Last not least: in many cases where parse is used, 'find-all' would be the better choice. While 'parse' takes break strings or regex expressions in the optional second parameter, 'find-all' describes the tokens itself:
Code: Select all
> (find-all "[^:]+" "0F:02:56")
("0F" "02" "56")
Re: date + parse problems
Posted: Sat Mar 26, 2011 5:42 pm
by kanen
A better choice would be to parse as a string, including all the normal items (space, colon, etc.) and not do the hex/octal parsing by default.
I do like the find-all example below and believe you are absolutely right and I should change my habits to use find-all with regex.

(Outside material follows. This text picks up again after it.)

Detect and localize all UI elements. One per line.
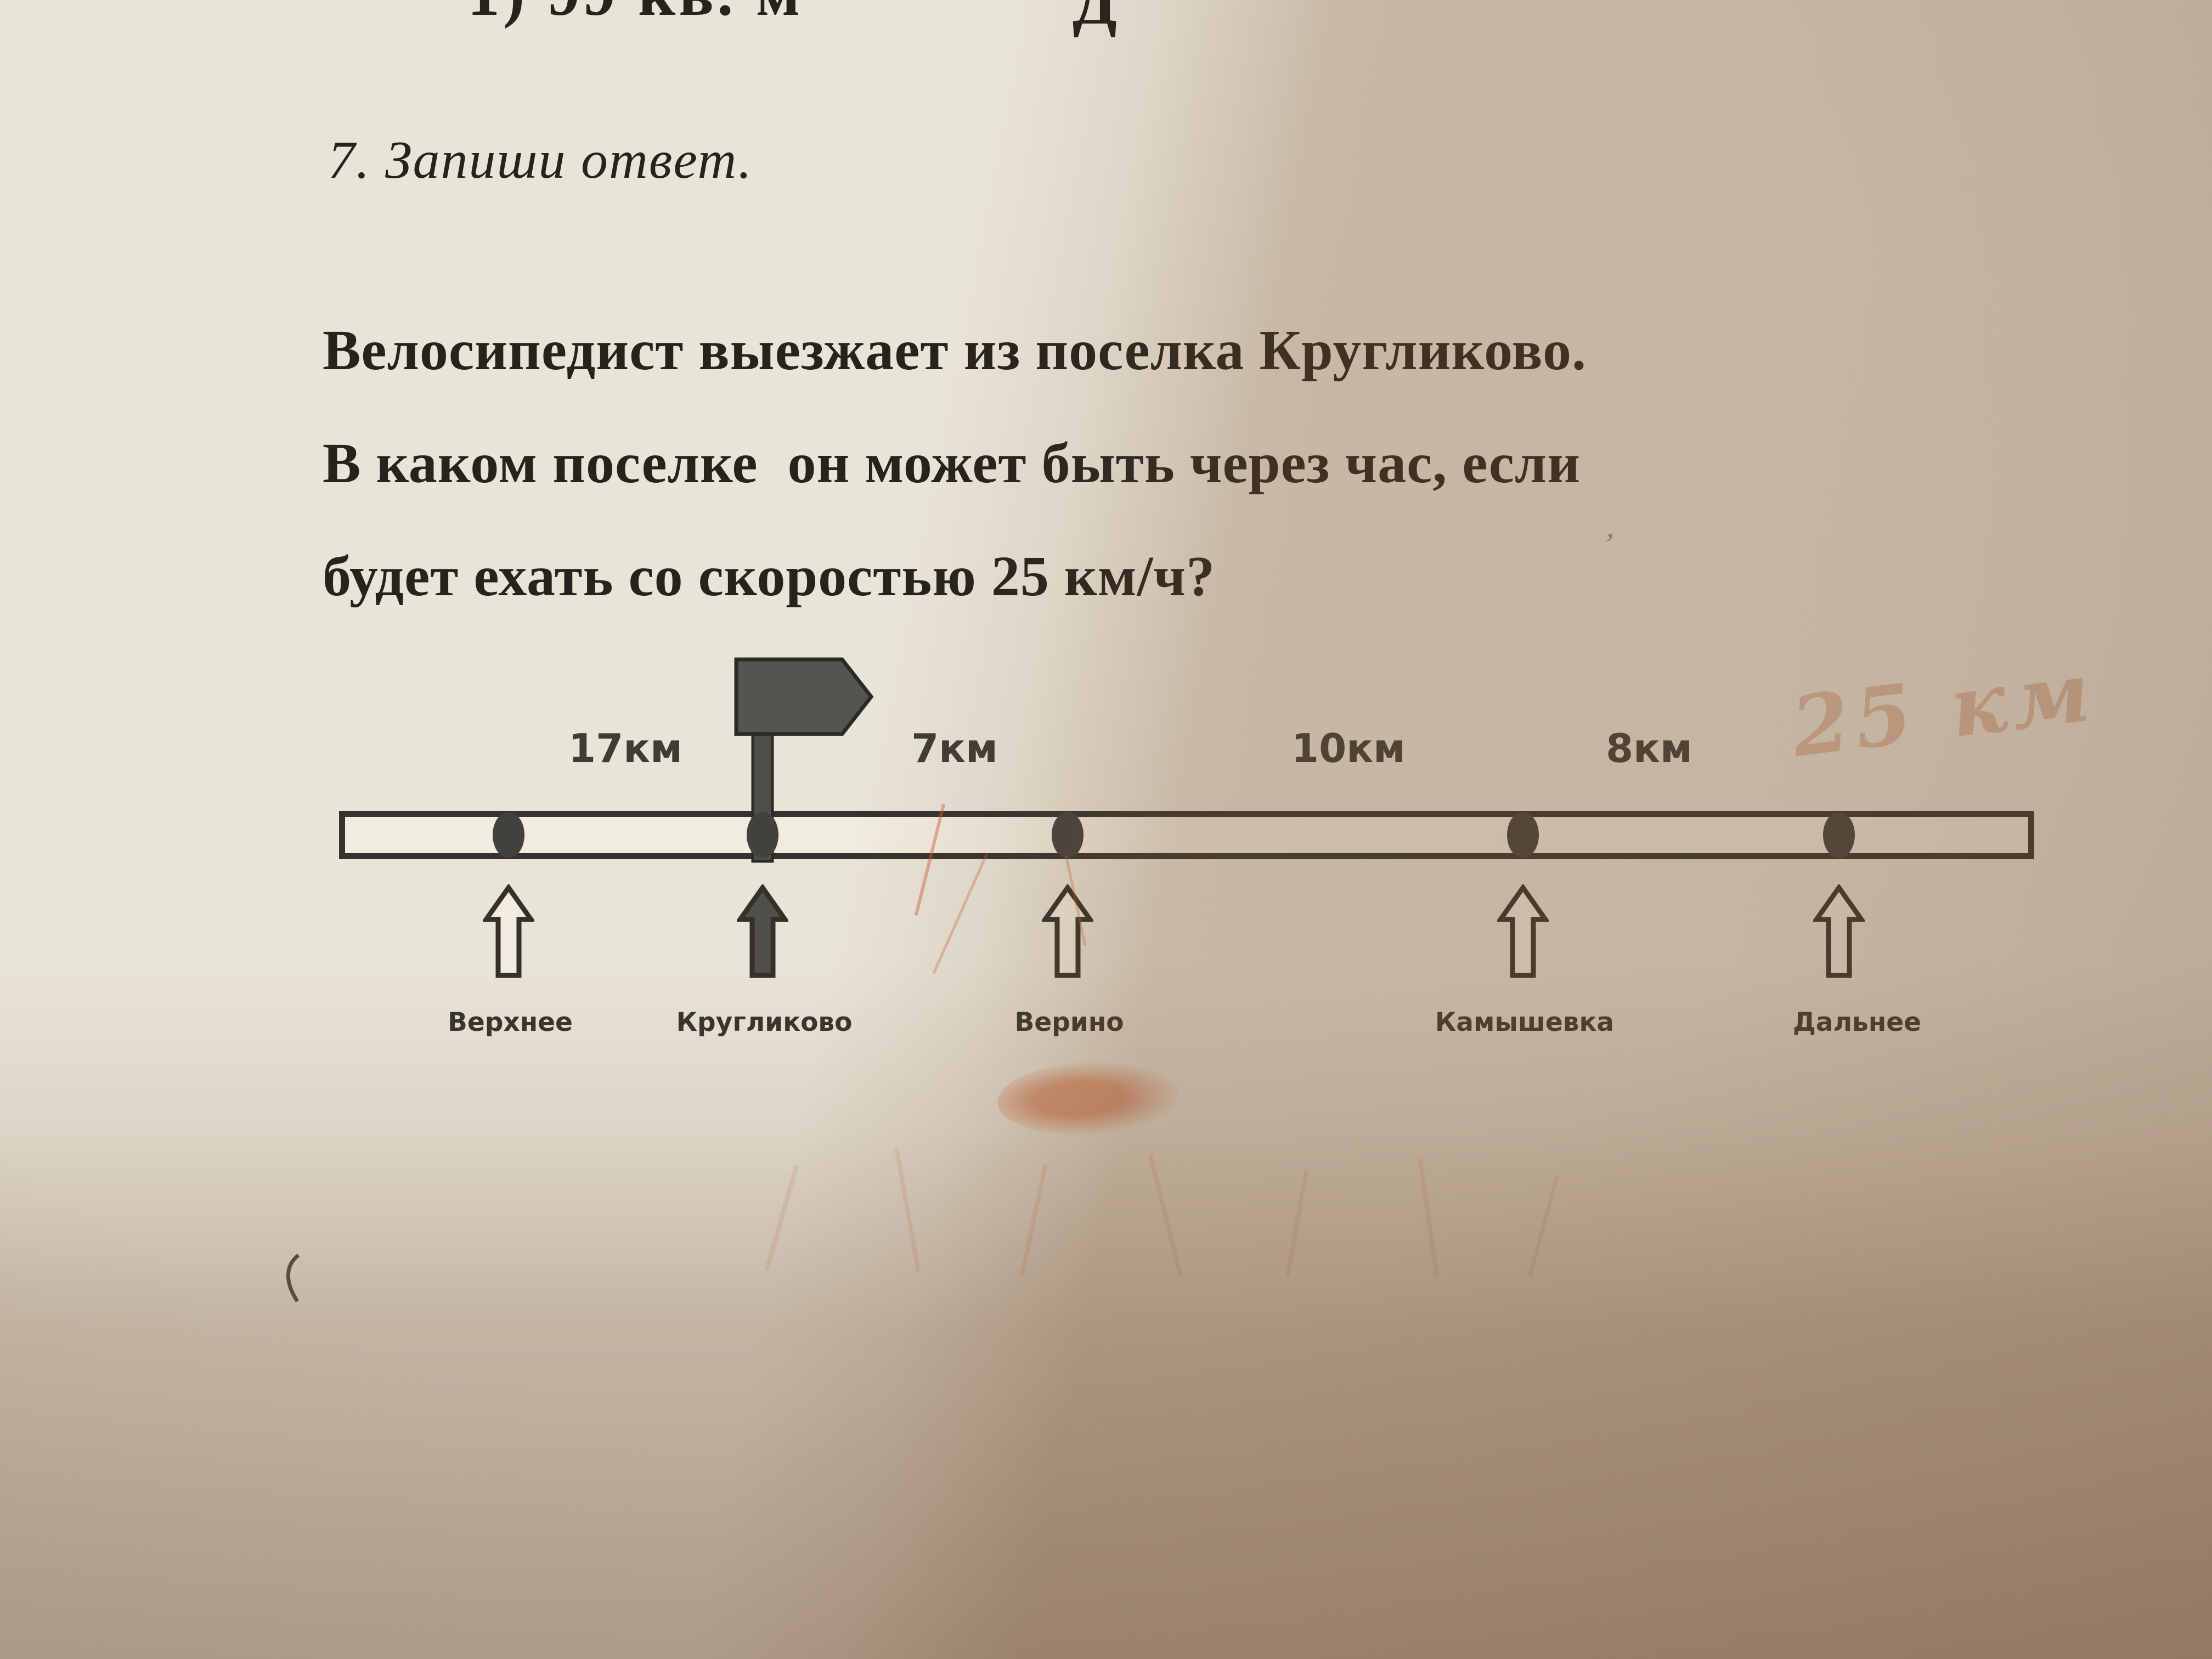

Lutz wrote:As Cormullion mentions: "what would be a better choice?" (for the default parse behavior). There are just too much possibilities, therefore I think that newLISP-source parsing as a default is a sensible choice. Yes, perhaps adding something in the manual will alleviate the confusion. Currently 'parse' mentions "newLISP parsing rules" in the description. Perhaps a chapter about "newLISP parsing rules" has to be added and the description of 'parse' would link to it.
Last not least: in many cases where parse is used, 'find-all' would be the better choice. While 'parse' takes break strings or regex expressions in the optional second parameter, 'find-all' describes the tokens itself:
Code: Select all
> (find-all "[^:]+" "0F:02:56")
("0F" "02" "56")